Kernel execution and registry for GPU compute.
Kernels are identified by atoms and executed on the GPU via CubeCL. This module provides a registry for custom kernels and helpers for common operations.
Built-in Kernels
| Kernel | Description |
|---|---|
:elementwise_add | Elementwise addition (2 inputs) |
:elementwise_mul | Elementwise multiplication (2 inputs) |
:scalar_mul | Scalar multiplication (1 input + scalar param) |
:relu | ReLU activation (1 input) |
:sigmoid | Sigmoid activation (1 input) |
:matmul | Matrix multiplication (2 inputs) |
:blur | Gaussian blur (1 input + radius/sigma params) |
:sharpen | Sharpen filter (1 input) |
:grayscale | RGB to grayscale (1 input) |
:lut | Color LUT transform (1 input + lut param) |
Custom Kernels
Register custom kernels at compile time:
defmodule MyKernels do
use Dala.Gpu.Compute.Kernel
kernel :custom_blur do
"""
// CubeCL kernel code
fn input: Tensor<f32>, output: Tensor<f32>, params: Map {
// ...
}
"""
end
endExecution Model
Kernels run on the dirty CPU scheduler to avoid blocking the BEAM. On iOS, kernels compile to Metal shaders. On Android, to OpenGL ES compute shaders. On desktop (dev), a CPU fallback is used.
EXCubeCL 0.3+ Compatibility
Dala uses atom kernel names (:elementwise_add) internally and
translates to EXCubeCL string names ("elementwise_add") at the
boundary. The run/4 and async_run/4 functions accept both
atoms and strings.
Summary
Functions
Run a kernel asynchronously. Returns a command ID.
Clear all registered kernels.
Initialize the kernel registry ETS table.
List all registered kernel names.
Look up a registered kernel.
Register a custom kernel at runtime.
Run a named kernel synchronously.
Types
@type kernel_spec() :: %{ name: atom(), source: String.t(), inputs: non_neg_integer(), params: [atom()] }
Functions
@spec async_run( atom(), [Dala.Gpu.Compute.Buffer.t()], Dala.Gpu.Compute.Buffer.t(), map() ) :: non_neg_integer()

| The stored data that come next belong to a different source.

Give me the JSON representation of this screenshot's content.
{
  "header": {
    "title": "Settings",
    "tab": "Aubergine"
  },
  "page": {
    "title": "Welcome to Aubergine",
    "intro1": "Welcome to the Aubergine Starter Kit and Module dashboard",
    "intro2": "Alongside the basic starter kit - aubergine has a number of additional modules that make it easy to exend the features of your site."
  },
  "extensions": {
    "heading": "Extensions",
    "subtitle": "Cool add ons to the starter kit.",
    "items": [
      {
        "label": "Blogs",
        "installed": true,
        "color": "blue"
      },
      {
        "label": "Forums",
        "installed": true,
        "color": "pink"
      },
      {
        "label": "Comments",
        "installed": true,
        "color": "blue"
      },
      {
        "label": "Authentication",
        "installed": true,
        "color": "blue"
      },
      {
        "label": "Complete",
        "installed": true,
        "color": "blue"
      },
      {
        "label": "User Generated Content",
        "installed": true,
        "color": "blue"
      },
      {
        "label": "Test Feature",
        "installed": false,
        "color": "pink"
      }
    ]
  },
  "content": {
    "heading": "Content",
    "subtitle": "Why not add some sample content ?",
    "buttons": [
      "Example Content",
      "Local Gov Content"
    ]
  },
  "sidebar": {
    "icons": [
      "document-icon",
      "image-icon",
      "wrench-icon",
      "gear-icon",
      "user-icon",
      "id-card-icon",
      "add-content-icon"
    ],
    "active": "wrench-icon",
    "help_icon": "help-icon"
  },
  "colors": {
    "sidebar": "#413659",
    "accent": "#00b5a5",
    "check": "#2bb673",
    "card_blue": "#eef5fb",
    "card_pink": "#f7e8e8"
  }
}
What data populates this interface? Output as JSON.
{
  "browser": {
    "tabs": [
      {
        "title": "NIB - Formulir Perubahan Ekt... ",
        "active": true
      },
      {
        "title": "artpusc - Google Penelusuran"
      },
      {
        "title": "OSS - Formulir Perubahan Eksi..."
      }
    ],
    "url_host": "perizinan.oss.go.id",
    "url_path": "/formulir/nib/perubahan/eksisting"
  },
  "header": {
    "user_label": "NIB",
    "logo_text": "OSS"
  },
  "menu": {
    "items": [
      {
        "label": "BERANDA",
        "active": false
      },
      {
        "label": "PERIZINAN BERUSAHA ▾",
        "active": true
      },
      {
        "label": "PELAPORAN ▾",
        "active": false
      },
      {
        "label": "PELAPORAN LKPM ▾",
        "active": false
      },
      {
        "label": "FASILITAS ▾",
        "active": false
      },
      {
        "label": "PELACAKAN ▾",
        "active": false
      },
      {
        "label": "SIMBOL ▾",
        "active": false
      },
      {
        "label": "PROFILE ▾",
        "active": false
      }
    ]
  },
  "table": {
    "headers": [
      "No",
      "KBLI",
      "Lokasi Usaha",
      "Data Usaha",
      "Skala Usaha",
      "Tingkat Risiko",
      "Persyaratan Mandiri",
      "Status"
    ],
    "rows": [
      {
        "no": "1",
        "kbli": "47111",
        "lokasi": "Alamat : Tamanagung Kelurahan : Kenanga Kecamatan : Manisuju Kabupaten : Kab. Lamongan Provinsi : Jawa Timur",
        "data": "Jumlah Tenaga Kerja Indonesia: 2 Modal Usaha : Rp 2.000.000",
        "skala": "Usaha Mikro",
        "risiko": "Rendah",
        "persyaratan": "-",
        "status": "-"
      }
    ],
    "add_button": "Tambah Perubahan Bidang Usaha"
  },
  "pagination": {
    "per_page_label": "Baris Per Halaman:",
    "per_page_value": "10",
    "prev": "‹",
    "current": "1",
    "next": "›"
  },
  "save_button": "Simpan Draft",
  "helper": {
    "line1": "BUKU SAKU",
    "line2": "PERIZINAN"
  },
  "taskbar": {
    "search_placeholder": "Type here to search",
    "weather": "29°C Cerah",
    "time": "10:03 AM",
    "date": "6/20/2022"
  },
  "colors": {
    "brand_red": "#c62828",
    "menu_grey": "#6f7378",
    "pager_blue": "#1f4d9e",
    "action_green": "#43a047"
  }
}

Run a kernel asynchronously. Returns a command ID.
@spec clear_registry() :: :ok
Clear all registered kernels.
@spec init_registry() :: :ok
Initialize the kernel registry ETS table.
@spec list() :: [atom()]
List all registered kernel names.
@spec lookup(atom()) :: {:ok, kernel_spec()} | :error
Look up a registered kernel.
Register a custom kernel at runtime.
@spec run(atom(), [Dala.Gpu.Compute.Buffer.t()], Dala.Gpu.Compute.Buffer.t(), map()) :: :ok | {:error, term()}
Run a named kernel synchronously.